Исаев удивлённо вскидывает бровь.
— Носик твой сладкий откушу! — рыча, разворачивает меня и подталкивает к стульям. — Поняла? Садись, давай. Я сам всё сделаю. Была ты, Янка, несносной занозой, такой и осталась. Ничему тебя жизнь не учит.
— Угу… — вместо того, чтобы порадоваться комплименту и принять его должным образом, я начинаю смущаться и чувствовать себя неловко. Закусив губу, поднимаю на него невинный взгляд. С удовольствием наблюдаю, как Исаев хмыкает, затем принимается накрывать на стол.
Обалдеть…
Он и это умеет делать завораживающе…
— Из тебя получилась бы неплохая Золушка, — шучу, усаживаясь на стул в позе лотоса.
— Ты сейчас договоришься, Лиса, — ворчливо отзывается Рус, расставляя передо мной посуду и пластиковые приборы.
— Да ладно! — не верю, что задела его всерьёз. — Чувство юмора у тебя отличное.

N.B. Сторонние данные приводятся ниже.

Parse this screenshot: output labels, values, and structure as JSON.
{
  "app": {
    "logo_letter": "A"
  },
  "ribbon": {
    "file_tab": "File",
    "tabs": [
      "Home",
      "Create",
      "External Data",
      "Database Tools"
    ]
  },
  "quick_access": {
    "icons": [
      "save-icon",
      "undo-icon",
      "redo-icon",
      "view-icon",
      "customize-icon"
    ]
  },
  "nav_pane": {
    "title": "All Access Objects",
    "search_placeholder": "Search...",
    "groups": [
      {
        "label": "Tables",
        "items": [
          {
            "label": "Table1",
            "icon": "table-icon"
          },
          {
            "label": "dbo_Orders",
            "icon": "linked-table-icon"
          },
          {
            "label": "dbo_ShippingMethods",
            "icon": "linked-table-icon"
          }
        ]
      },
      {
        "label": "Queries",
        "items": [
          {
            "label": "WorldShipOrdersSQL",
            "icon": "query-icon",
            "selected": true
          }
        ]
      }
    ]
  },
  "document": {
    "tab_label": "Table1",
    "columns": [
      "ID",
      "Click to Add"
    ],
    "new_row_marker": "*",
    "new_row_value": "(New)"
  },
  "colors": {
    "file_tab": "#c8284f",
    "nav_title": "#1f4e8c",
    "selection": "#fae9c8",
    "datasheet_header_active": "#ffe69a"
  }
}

Я то знаю.
— Оно немного заржавело, Яна. С тех пор, как погиб Андрей, — тяжело вздохнув, Исаев продолжает открывать коробки с салатом и приготовленными на гриле стейками.
— Но жизнь-то продолжается… — как-то неуверенно рассуждаю.
— Именно. Поэтому я здесь. Держи, — опускает на мою тарелку сочный и ароматный ломоть говядины с веточкой розмарина. — И чтобы съела весь кусок, иначе я превращусь в злого волшебника.